Discussion in 'General Discussion' started by NeilFawcett, Dec 4, 2010.

  1. NeilFawcett

    Capodecina

    Joined: Nov 15, 2003

    Posts: 12,681

    Location: Marlow

    After several months/years what sort of state is your hobs surface in?

    Is it still basically pristine? Nice and shiney? Or is it scratched and/or blemished?


    The reason I ask it we had one fitted just a couple of months ago and have been exceptionally careful using it. But already it's showing obvious blemishes in the glass surface. These are seemingly not on the surface, but below it, within the glass. It's an obvious smearing/discolouration of some sort. It's not bad, but it's obviously there. What's it going to be like in a years time?

    What I don't know is should this be expected or not!? Hence if anyone else out there with induction hobs could comment on the state of theirs it might help.

    Ta...
     
  2. alex24

    Capodecina

    Joined: Jan 1, 2008

    Posts: 10,660

    Location: Chelmsford, UK

    You can get products that clean it well and then can polish it and fill in scratches. I don't think they're even that expensive. I've used these on ours for the last 3 years and after a clean it looks more or less new bar one particularly nasty scratch.
     
  3. NeilFawcett

    Capodecina

    Joined: Nov 15, 2003

    Posts: 12,681

    Location: Marlow

    The mark's I'm referring to are not surface scraches IMHO. They're blemishes within the glass itself.
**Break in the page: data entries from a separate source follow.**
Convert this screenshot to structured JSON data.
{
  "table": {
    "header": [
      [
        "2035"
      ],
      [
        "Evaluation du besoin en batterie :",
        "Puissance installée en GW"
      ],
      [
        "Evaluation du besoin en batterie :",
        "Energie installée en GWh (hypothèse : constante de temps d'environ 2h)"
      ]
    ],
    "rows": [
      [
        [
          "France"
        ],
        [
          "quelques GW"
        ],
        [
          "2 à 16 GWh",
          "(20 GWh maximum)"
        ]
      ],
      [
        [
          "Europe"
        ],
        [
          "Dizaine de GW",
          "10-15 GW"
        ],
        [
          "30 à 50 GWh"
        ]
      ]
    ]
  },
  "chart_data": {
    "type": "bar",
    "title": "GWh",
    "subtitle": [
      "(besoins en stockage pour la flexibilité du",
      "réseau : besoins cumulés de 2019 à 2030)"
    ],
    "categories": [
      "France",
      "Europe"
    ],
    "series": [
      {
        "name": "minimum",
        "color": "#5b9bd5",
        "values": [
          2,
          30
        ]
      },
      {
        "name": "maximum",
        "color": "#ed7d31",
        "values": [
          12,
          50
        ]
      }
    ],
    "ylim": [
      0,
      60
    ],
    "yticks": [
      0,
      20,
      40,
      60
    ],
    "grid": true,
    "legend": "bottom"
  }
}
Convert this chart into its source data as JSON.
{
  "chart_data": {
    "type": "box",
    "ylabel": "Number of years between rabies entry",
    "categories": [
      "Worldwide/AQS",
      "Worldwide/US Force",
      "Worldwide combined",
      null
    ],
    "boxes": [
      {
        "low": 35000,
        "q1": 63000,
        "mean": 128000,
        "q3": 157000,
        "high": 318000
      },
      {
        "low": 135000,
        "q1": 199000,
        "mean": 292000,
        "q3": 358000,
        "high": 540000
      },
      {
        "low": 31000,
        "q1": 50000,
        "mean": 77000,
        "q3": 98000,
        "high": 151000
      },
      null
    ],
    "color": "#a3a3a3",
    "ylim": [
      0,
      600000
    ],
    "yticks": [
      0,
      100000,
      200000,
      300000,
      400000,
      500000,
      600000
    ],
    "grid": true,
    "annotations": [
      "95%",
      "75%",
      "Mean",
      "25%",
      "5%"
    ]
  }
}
I don't think any amount of surface cleaning will get rid of them!
     
  4. Jokester

    Don

    Joined: Aug 7, 2003

    Posts: 35,007

    Location: Aberdeenshire

    Strange my mum has an induction hob for the last few years and it's as good as new.
     
  5. NeilFawcett

    Capodecina

    Joined: Nov 15, 2003

    Posts: 12,681

    Location: Marlow

    Really? So if you look at the glass top, you'd say it was basically as new? No obviously blemishes where the pans sit on it?
     
  6. Vengance

    Hitman

    Joined: Oct 23, 2006

    Posts: 696

    might be worth posting a pic of yours, then they can say if it looks the same or if yours is worse
     
  7. Jokester

    Don

    Joined: Aug 7, 2003

    Posts: 35,007

    Location: Aberdeenshire

    I'll have a proper look next time I'm round there, but whenever I've used it in the past I've been impressed about how easy it was to keep clean. Certainly after cooking it left marks of the pan bottoms on the surface but these then wiped off with a damp cloth afterwards.
     
  8. scorza

    Caporegime

    Joined: Jun 22, 2004

    Posts: 26,230

    Location: Deep England

    I just replaced mine with a gas hob. Looked ok when I moved into the house but after 3 year of use, the rings I use the most were all scratched and non-shiny. It was an Ikea hob if it makes any difference.
     
  9. Jonny69

    Man of Honour

    Joined: May 3, 2004

    Posts: 17,616

    Location: Koronation Strasse

    We had one for about 10 years when I still lived at home. I don't remember it getting any blemishes in the glass but it used to get stained, despite cleaning it each time. We used to have a scraper with either a razor blade or a Stanley blade in the end, as it was actually a very thin coating on the surface. The blade didn't scratch the glass and brought it back looking like new.
     
  10. Daneuk

    Associate

    Joined: Nov 12, 2010

    Posts: 45

    Location: Sheffield

    No problems here at all with ours. We have this cleaner stuff, that is like a cream and for "induction hobs" (il get missus to find out what it is, its her department)

    Wouldnt go back to a normal one ever now!
     
  11. NeilFawcett

    Capodecina

    Joined: Nov 15, 2003

    Posts: 12,681

    Location: Marlow

    *high five*

    This is why I love this forum!

    I'd already tried various clearning fluids on the surface, including even isopropyl alcohol, but on your advice I put some washing up liquid down, and used a wet plastic scouring pad expecting nothing to happen because TBH, the mark(s) looked like they were in the glass.

    Voila! Mark(s) gone!

    Many many thanks, at least for pointing out an obvious method I simply didn't think would work!
     
  12. NeilFawcett

    Capodecina

    Joined: Nov 15, 2003

    Posts: 12,681

    Location: Marlow

    And do you use just a cloth? Or a plastic scourer as well for example?